After returning to Miami, Galea began teaching human anatomy at the School of Nursing and Health Studies, applying to medical schools, and taking Dash to all the dog training classes he could. They were such a great team that Dash quickly became a Certified Therapy Dog and Galea a Certified Therapy Dog Tester through the Alliance of Therapy Dogs.

Soon after, he co-founded Heel 2 Heal Therapy Dogs, a nonprofit organization that sends teams of volunteer therapy dogs to medical and other centers across South Florida, including the Richter Library. at the University, where stressed-out students facing final exams were overjoyed to see Dash last week. Galea also obtained her certifications as a professional dog trainer and canine behavior consultant and started her own personal dog training business. Then, slowly but surely, he began to doubt his intention to pursue a career in medicine.

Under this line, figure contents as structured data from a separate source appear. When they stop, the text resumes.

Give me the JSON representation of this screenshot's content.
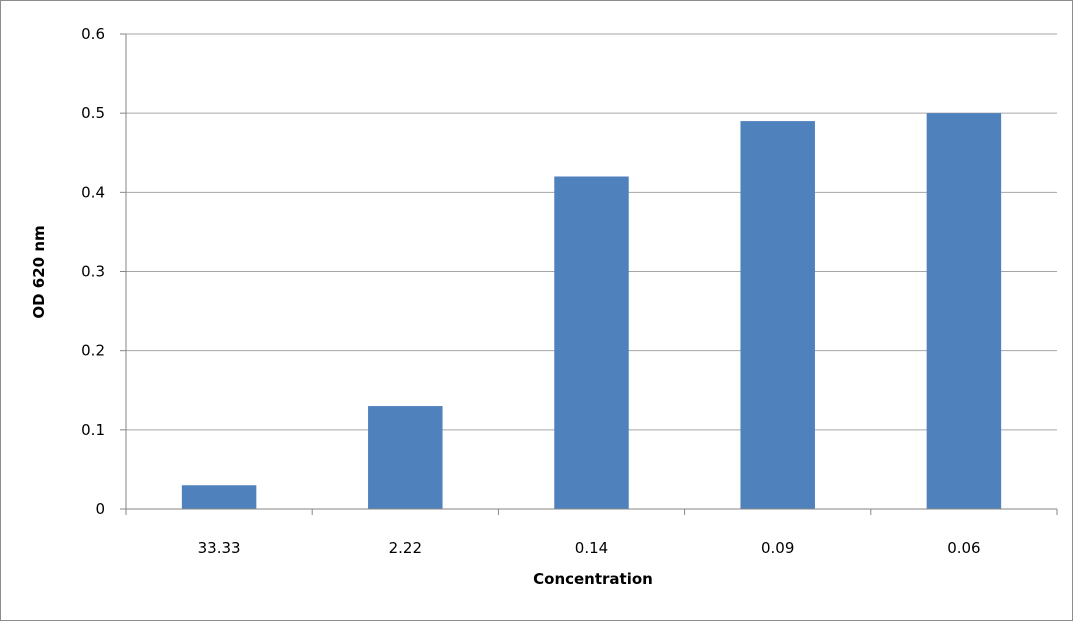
{
  "chart_data": {
    "type": "bar",
    "title": "",
    "xlabel": "Concentration",
    "ylabel": "OD 620 nm",
    "categories": [
      "33.33",
      "2.22",
      "0.14",
      "0.09",
      "0.06"
    ],
    "values": [
      0.03,
      0.13,
      0.42,
      0.49,
      0.5
    ],
    "ylim": [
      0,
      0.6
    ],
    "yticks": [
      "0",
      "0.1",
      "0.2",
      "0.3",
      "0.4",
      "0.5",
      "0.6"
    ],
    "ytick_values": [
      0,
      0.1,
      0.2,
      0.3,
      0.4,
      0.5,
      0.6
    ],
    "grid": true,
    "legend": "none",
    "bar_color": "#4f81bd",
    "grid_color": "#a6a6a6",
    "axis_color": "#868686"
  }
}
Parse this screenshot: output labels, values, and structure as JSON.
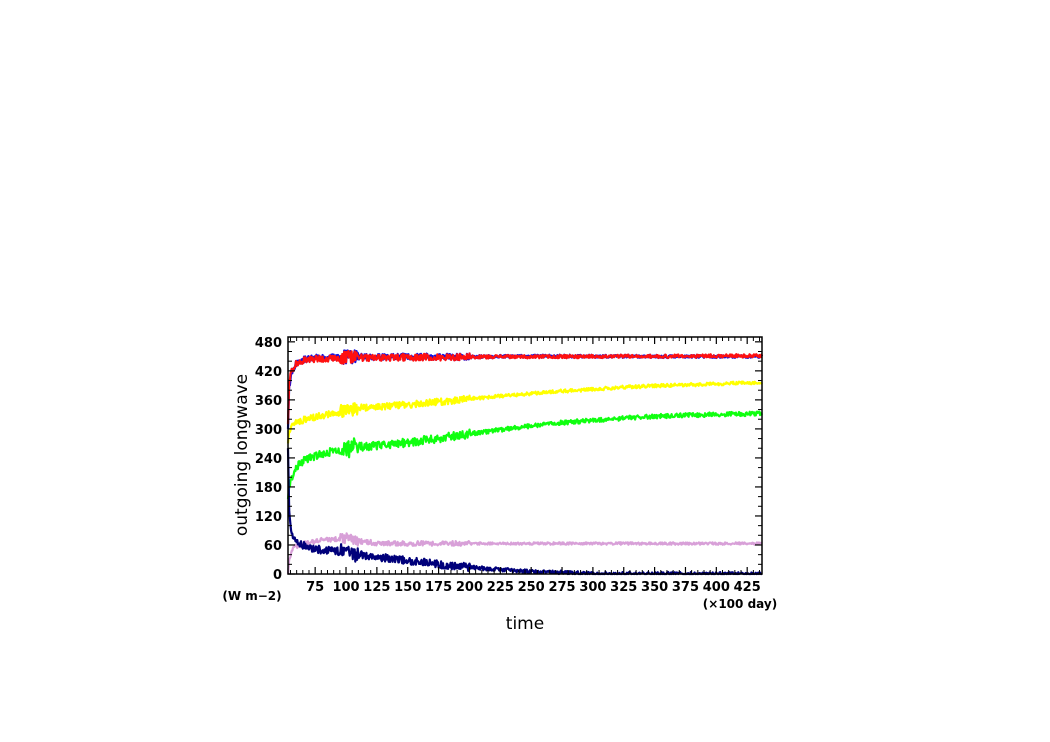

Graduate student Rebecca Vargas has a stress relief visit with Dash during Finals week.

“It took a long time for me because I had invested so much in it and felt like I was quitting,” said Galea. “But I couldn’t stop taking the training because it’s teaching. And I love to teach. And dogs are super fun, and I love the psychology and science behind their training. But there wasn’t a lot of money in it, and it wasn’t glamorous.

Eventually, this apology made Galea realize that he was pursuing medicine for the wrong reasons and, intrigued by Miami’s booming startup ecosystem, he decided to get his MBA and become an expert. in venture capital (VC). But, as he helped develop the initial screening processes for early stage startups in the inaugural ‘Cane Angel Network’ class, he kept his idea for Snoot in his back pocket and continued to refine it as it went. as he spoke to more and more professors.

Then, as an active member of the Graduate Students Association (GSA) and representative of graduate students on the board, Galea began to organize and moderate a series of networks between alumni and members of the GSA. This is how he met his fellow double alumnus David Mullings, founder of Blue Mahoe Capital, a predominantly Caribbean-focused investment firm, who was happy to share his experiences with GSA and possibly help to realign Galea’s priorities.

After getting his MBA, Galea reached out to Mullings, believing he would be a good contact for VC jobs. But when Galea mentioned this “side little thing” he was working on, Mullings encouraged him to forget about VC and follow his heart. “It was clear he had a solution to a problem that would improve people’s lives, but more importantly, he was passionate about it,” Mullings said. “And that’s why his business model has the potential for success, because it’s scalable and he has a passion for overcoming the potholes and potholes he will face. ”

He also has Dash, who taught him other invaluable lessons. “He gave me so much more than what I was looking for,” said Galea. “He taught me the joy of playing with dogs and making a living doing it.”